Updated: Aug 23, 2023

Global equity markets declined over the week ended August 18 based on evolving concerns about weakness in China’s economic indicators and the outlook for continued high global interest rates. The S&P/TSX Composite Index declined with weakness in the Information Technology and Materials sectors. U.S. equities, as measured by the MSCI USA Index, also finished the week lower. Yields on 10-year government bonds in Canada and the U.S. rose as the U.S. Federal Reserve Board (“Fed”) minutes released this week suggested that the central bank was not finished raising interest rates. Both oil and gold prices declined.

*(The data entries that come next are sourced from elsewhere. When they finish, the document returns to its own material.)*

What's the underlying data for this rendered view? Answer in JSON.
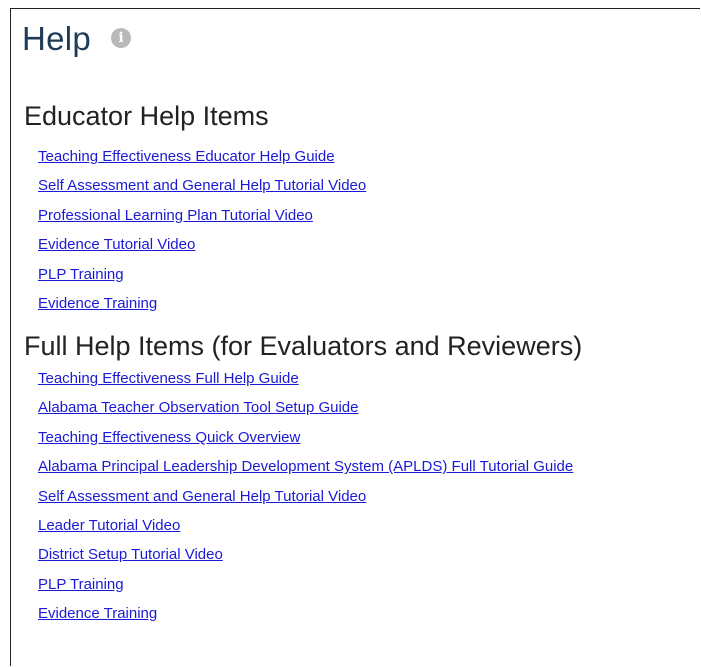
{
  "header": {
    "title": "Help",
    "info_icon": "info-icon"
  },
  "sections": [
    {
      "title": "Educator Help Items",
      "links": [
        "Teaching Effectiveness Educator Help Guide",
        "Self Assessment and General Help Tutorial Video",
        "Professional Learning Plan Tutorial Video",
        "Evidence Tutorial Video",
        "PLP Training",
        "Evidence Training"
      ]
    },
    {
      "title": "Full Help Items (for Evaluators and Reviewers)",
      "links": [
        "Teaching Effectiveness Full Help Guide",
        "Alabama Teacher Observation Tool Setup Guide",
        "Teaching Effectiveness Quick Overview",
        "Alabama Principal Leadership Development System (APLDS) Full Tutorial Guide",
        "Self Assessment and General Help Tutorial Video",
        "Leader Tutorial Video",
        "District Setup Tutorial Video",
        "PLP Training",
        "Evidence Training"
      ]
    }
  ],
  "colors": {
    "title": "#1f3b57",
    "link": "#1a1ad6",
    "info_icon_bg": "#b9b9b9"
  }
}
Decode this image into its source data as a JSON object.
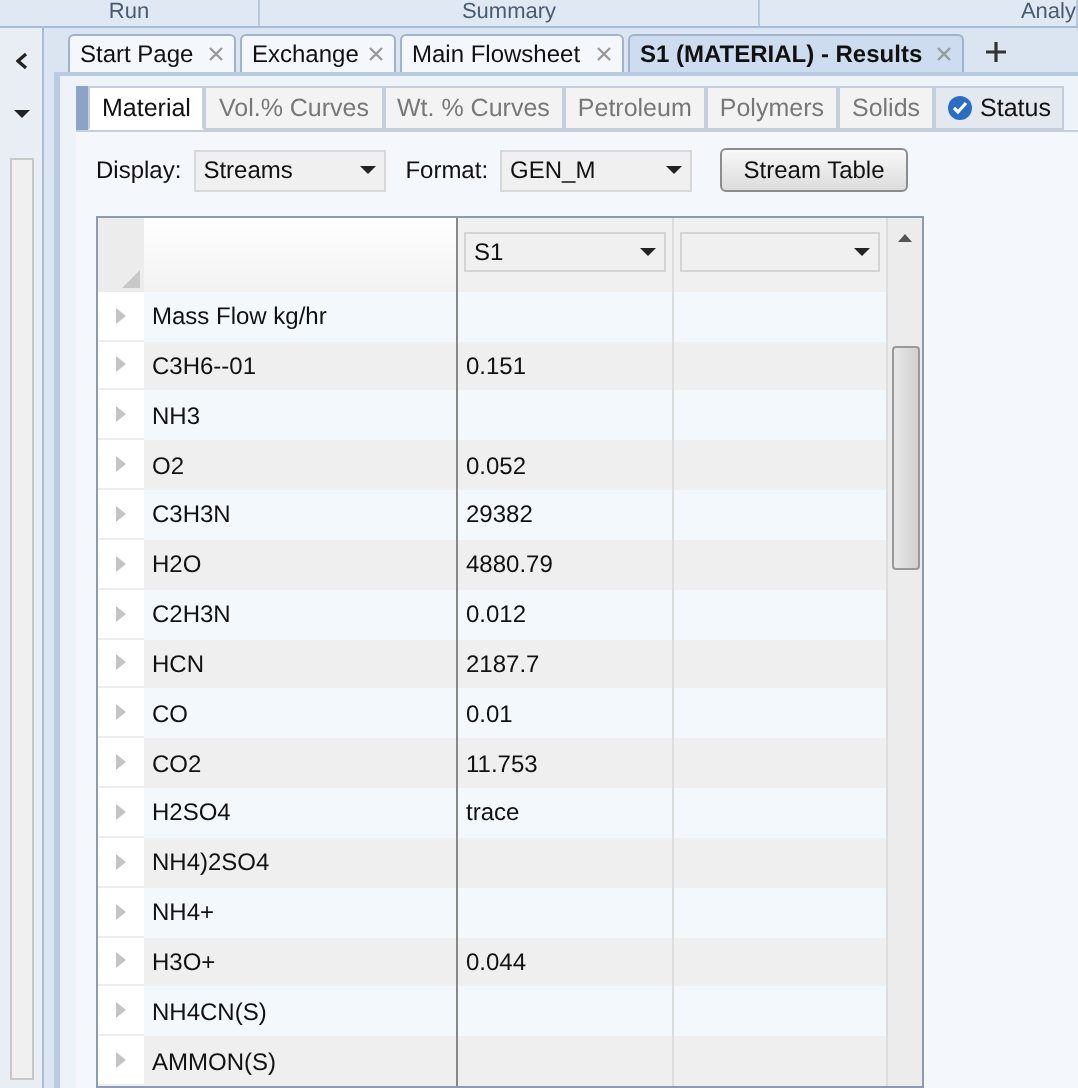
{
  "ribbon": {
    "groups": [
      "Run",
      "Summary",
      "Analy"
    ]
  },
  "document_tabs": [
    {
      "label": "Start Page",
      "selected": false
    },
    {
      "label": "Exchange",
      "selected": false
    },
    {
      "label": "Main Flowsheet",
      "selected": false
    },
    {
      "label": "S1 (MATERIAL) - Results",
      "selected": true
    }
  ],
  "result_tabs": [
    {
      "label": "Material",
      "selected": true,
      "kind": "plain"
    },
    {
      "label": "Vol.% Curves",
      "selected": false,
      "kind": "plain"
    },
    {
      "label": "Wt. % Curves",
      "selected": false,
      "kind": "plain"
    },
    {
      "label": "Petroleum",
      "selected": false,
      "kind": "plain"
    },
    {
      "label": "Polymers",
      "selected": false,
      "kind": "plain"
    },
    {
      "label": "Solids",
      "selected": false,
      "kind": "plain"
    },
    {
      "label": "Status",
      "selected": false,
      "kind": "status"
    }
  ],
  "toolbar": {
    "display_label": "Display:",
    "display_value": "Streams",
    "format_label": "Format:",
    "format_value": "GEN_M",
    "button": "Stream Table"
  },
  "table": {
    "stream_selectors": [
      {
        "kind": "stream",
        "value": "S1"
      },
      {
        "kind": "empty"
      }
    ],
    "rows": [
      {
        "label": "Mass Flow kg/hr"
      },
      {
        "label": "C3H6--01",
        "value": "0.151"
      },
      {
        "label": "NH3"
      },
      {
        "label": "O2",
        "value": "0.052"
      },
      {
        "label": "C3H3N",
        "value": "29382"
      },
      {
        "label": "H2O",
        "value": "4880.79"
      },
      {
        "label": "C2H3N",
        "value": "0.012"
      },
      {
        "label": "HCN",
        "value": "2187.7"
      },
      {
        "label": "CO",
        "value": "0.01"
      },
      {
        "label": "CO2",
        "value": "11.753"
      },
      {
        "label": "H2SO4",
        "value": "trace"
      },
      {
        "label": "NH4)2SO4"
      },
      {
        "label": "NH4+"
      },
      {
        "label": "H3O+",
        "value": "0.044"
      },
      {
        "label": "NH4CN(S)"
      },
      {
        "label": "AMMON(S)"
      }
    ]
  }
}
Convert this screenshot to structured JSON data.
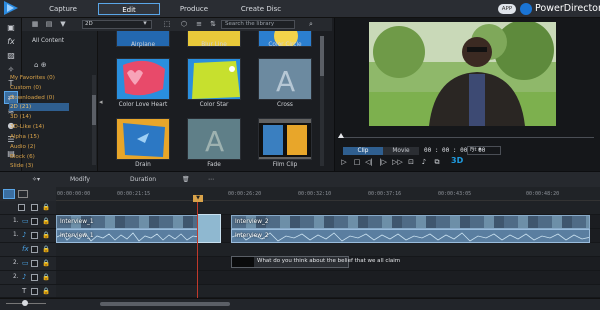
{
  "tabs": [
    {
      "label": "Capture"
    },
    {
      "label": "Edit",
      "active": true
    },
    {
      "label": "Produce"
    },
    {
      "label": "Create Disc"
    }
  ],
  "app_badge": "APP",
  "brand": "PowerDirector",
  "library": {
    "type_select": "2D",
    "search_placeholder": "Search the library"
  },
  "categories": {
    "header": "All Content",
    "items": [
      {
        "label": "My Favorites  (0)"
      },
      {
        "label": "Custom  (0)"
      },
      {
        "label": "Downloaded  (0)"
      },
      {
        "label": "2D  (21)",
        "selected": true
      },
      {
        "label": "3D  (14)"
      },
      {
        "label": "3D-Like  (14)"
      },
      {
        "label": "Alpha  (15)"
      },
      {
        "label": "Audio  (2)"
      },
      {
        "label": "Block  (6)"
      },
      {
        "label": "Slide  (3)"
      }
    ]
  },
  "thumbnails": [
    {
      "label": "Airplane"
    },
    {
      "label": "Blur Line"
    },
    {
      "label": "Color Circle"
    },
    {
      "label": "Color Love Heart"
    },
    {
      "label": "Color Star"
    },
    {
      "label": "Cross"
    },
    {
      "label": "Drain"
    },
    {
      "label": "Fade"
    },
    {
      "label": "Film Clip"
    }
  ],
  "preview": {
    "mode_clip": "Clip",
    "mode_movie": "Movie",
    "timecode": "00 : 00 : 00 : 00",
    "fit": "Fit",
    "badge_3d": "3D"
  },
  "timeline_toolbar": {
    "modify": "Modify",
    "duration": "Duration"
  },
  "ruler_ticks": [
    "00:00:00:00",
    "00:00:21:15",
    "00:00:26:20",
    "00:00:32:10",
    "00:00:37:16",
    "00:00:43:05",
    "00:00:48:20"
  ],
  "tracks": [
    {
      "num": "1.",
      "icon": "video-track-icon",
      "glyph": "▭"
    },
    {
      "num": "1.",
      "icon": "audio-track-icon",
      "glyph": "♪"
    },
    {
      "num": "",
      "icon": "fx-track-icon",
      "glyph": "fx"
    },
    {
      "num": "2.",
      "icon": "video-track-icon",
      "glyph": "▭"
    },
    {
      "num": "2.",
      "icon": "audio-track-icon",
      "glyph": "♪"
    },
    {
      "num": "",
      "icon": "title-track-icon",
      "glyph": "T"
    },
    {
      "num": "",
      "icon": "voice-track-icon",
      "glyph": "🎙"
    }
  ],
  "clips": {
    "video_a": "Interview_1",
    "video_b": "Interview_2",
    "audio_a": "Interview_1",
    "audio_b": "Interview_2",
    "subtitle": "What do you think about the belief that we all claim"
  },
  "colors": {
    "accent": "#5aa6e8",
    "category_text": "#d9a34a",
    "playhead": "#c0392b"
  }
}
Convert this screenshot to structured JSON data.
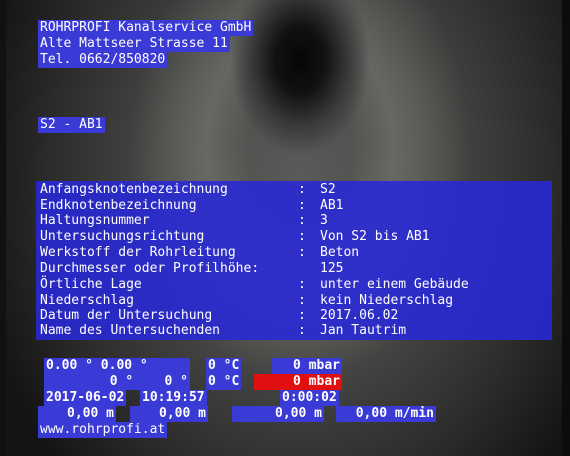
{
  "company": {
    "name": "ROHRPROFI Kanalservice GmbH",
    "street": "Alte Mattseer Strasse 11",
    "phone": "Tel. 0662/850820"
  },
  "section_label": "S2 - AB1",
  "info": [
    {
      "label": "Anfangsknotenbezeichnung",
      "value": "S2"
    },
    {
      "label": "Endknotenbezeichnung",
      "value": "AB1"
    },
    {
      "label": "Haltungsnummer",
      "value": "3"
    },
    {
      "label": "Untersuchungsrichtung",
      "value": "Von S2 bis AB1"
    },
    {
      "label": "Werkstoff der Rohrleitung",
      "value": "Beton"
    },
    {
      "label": "Durchmesser oder Profilhöhe:",
      "value": "125"
    },
    {
      "label": "Örtliche Lage",
      "value": "unter einem Gebäude"
    },
    {
      "label": "Niederschlag",
      "value": "kein Niederschlag"
    },
    {
      "label": "Datum der Untersuchung",
      "value": "2017.06.02"
    },
    {
      "label": "Name des Untersuchenden",
      "value": "Jan Tautrim"
    }
  ],
  "separator": ":",
  "telemetry": {
    "row1": {
      "a": "0.00 ° 0.00 °",
      "b": "0 °C",
      "c": "0 mbar"
    },
    "row2": {
      "a": "0 °    0 °",
      "b": "0 °C",
      "c": "0 mbar"
    },
    "row3": {
      "date": "2017-06-02",
      "time": "10:19:57",
      "elapsed": "0:00:02"
    },
    "row4": {
      "a": "0,00 m",
      "b": "0,00 m",
      "c": "0,00 m",
      "d": "0,00 m/min"
    },
    "website": "www.rohrprofi.at"
  },
  "colors": {
    "overlay": "#2828d7",
    "alert": "#e01010",
    "text": "#ffffff"
  }
}
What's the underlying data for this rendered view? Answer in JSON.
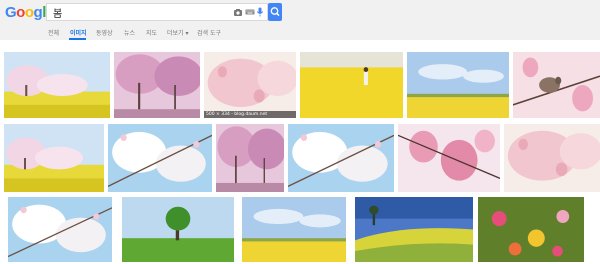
{
  "logo": {
    "letters": [
      "G",
      "o",
      "o",
      "g",
      "l",
      "e"
    ],
    "colors": [
      "#4285f4",
      "#ea4335",
      "#fbbc05",
      "#4285f4",
      "#34a853",
      "#ea4335"
    ]
  },
  "search": {
    "query": "봄"
  },
  "tabs": [
    {
      "label": "전체",
      "active": false
    },
    {
      "label": "이미지",
      "active": true
    },
    {
      "label": "동영상",
      "active": false
    },
    {
      "label": "뉴스",
      "active": false
    },
    {
      "label": "지도",
      "active": false
    },
    {
      "label": "더보기 ▾",
      "active": false
    },
    {
      "label": "검색 도구",
      "active": false
    }
  ],
  "image_caption": "500 × 334 - blog.daum.net",
  "images": [
    {
      "name": "cherry-tree-yellow-field",
      "theme": "blossom-field"
    },
    {
      "name": "pink-cherry-grove",
      "theme": "pink-grove"
    },
    {
      "name": "pink-blossom-soft",
      "theme": "pink-soft"
    },
    {
      "name": "girl-in-rapeseed-field",
      "theme": "yellow-field"
    },
    {
      "name": "rapeseed-blue-sky",
      "theme": "yellow-sky"
    },
    {
      "name": "bird-among-blossoms",
      "theme": "bird-blossom"
    },
    {
      "name": "blossom-row-rapeseed",
      "theme": "blossom-field"
    },
    {
      "name": "white-blossom-sky",
      "theme": "white-sky"
    },
    {
      "name": "cherry-path",
      "theme": "pink-grove"
    },
    {
      "name": "blossom-bokeh",
      "theme": "white-sky"
    },
    {
      "name": "pink-cherry-closeup",
      "theme": "pink-close"
    },
    {
      "name": "pale-pink-tree",
      "theme": "pink-soft"
    },
    {
      "name": "white-blossom-branch",
      "theme": "white-sky"
    },
    {
      "name": "lone-green-tree",
      "theme": "green-tree"
    },
    {
      "name": "yellow-field-trees",
      "theme": "yellow-sky"
    },
    {
      "name": "coastal-yellow-hill",
      "theme": "coast"
    },
    {
      "name": "cosmos-flowers",
      "theme": "cosmos"
    }
  ]
}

Canada’s inflation rate moves up

  • Canada’s annual inflation rate ticked higher to 3.3% in July, from 2.8% in June. According to Statistics Canada, the increase was partially due to a relatively smaller drop in gasoline prices.

  • However, one of the largest ongoing contributors to higher inflation has been the record increase in mortgage costs. Food prices rose by 8.5% in July, slowing from the 9.1% increase in June.

  • Despite the increase in inflation, the Bank of Canada (“BoC”) appears poised to hold steady at its next meeting on September 6.

  • Ahead of the meeting, the BoC will pay particular attention to core inflation measures, which have been declining.

  • Forecasts from the BoC in July showed inflation staying around 3% over the next 12 months before trending down to 2% by 2025.

U.S. retail sales advance

  • Retail sales in the U.S. rose by 0.7%, representing a fourth consecutive monthly increase, according to the Department of Commerce.

  • Economists had expected only a 0.4% rise, so the results pointed to the resilience of the U.S. economy.

  • Although pandemic-related savings are becoming depleted, U.S. consumers continued to show their relative strength, helping push economic activity higher.

  • Spending on e-commerce channels was a key contributor to retail sales in July, driven by Amazon’s Prime Day.

  • The data led to concerns from investors that the Fed could keep interest rates higher for longer.

U.K. energy costs moderate

  • The U.K. inflation rate softened to 6.8% in July, on an annual basis, the lowest level since early 2022, in response to lower energy costs.

  • The core inflation rate was unchanged at 6.9% in July, which is likely to keep the Bank of England on a path of raising interest rates.

  • In Europe, according to Eurostat, reduced energy prices also helped to lower consumer price inflation to 5.3% in July.

  • The cost of services rose to 5.6% in July, which could be a concern for the European Central Bank as higher prices for services can be driven by higher wages in the tight jobs market.

China’s economic indicators lose momentum

  • China’s domestic demand continued to moderate. Retail sales in China rose by 2.5% year-over-year in July, down from the 3.1% increase in the previous month, missing expectations.

  • This marked the third straight monthly slowdown in retail sales growth.

  • Industrial production climbed by 3.7% in July, also down from the previous month’s increase.

  • This adds to weakening economic conditions across the country, which prompted the People’s Bank of China to reduce its one-year medium-term lending facility by 15 basis points to 2.50%.

  • The monetary easing measures followed higher deflation risks in July as well as default risks by key property developers, which impacted market sentiment.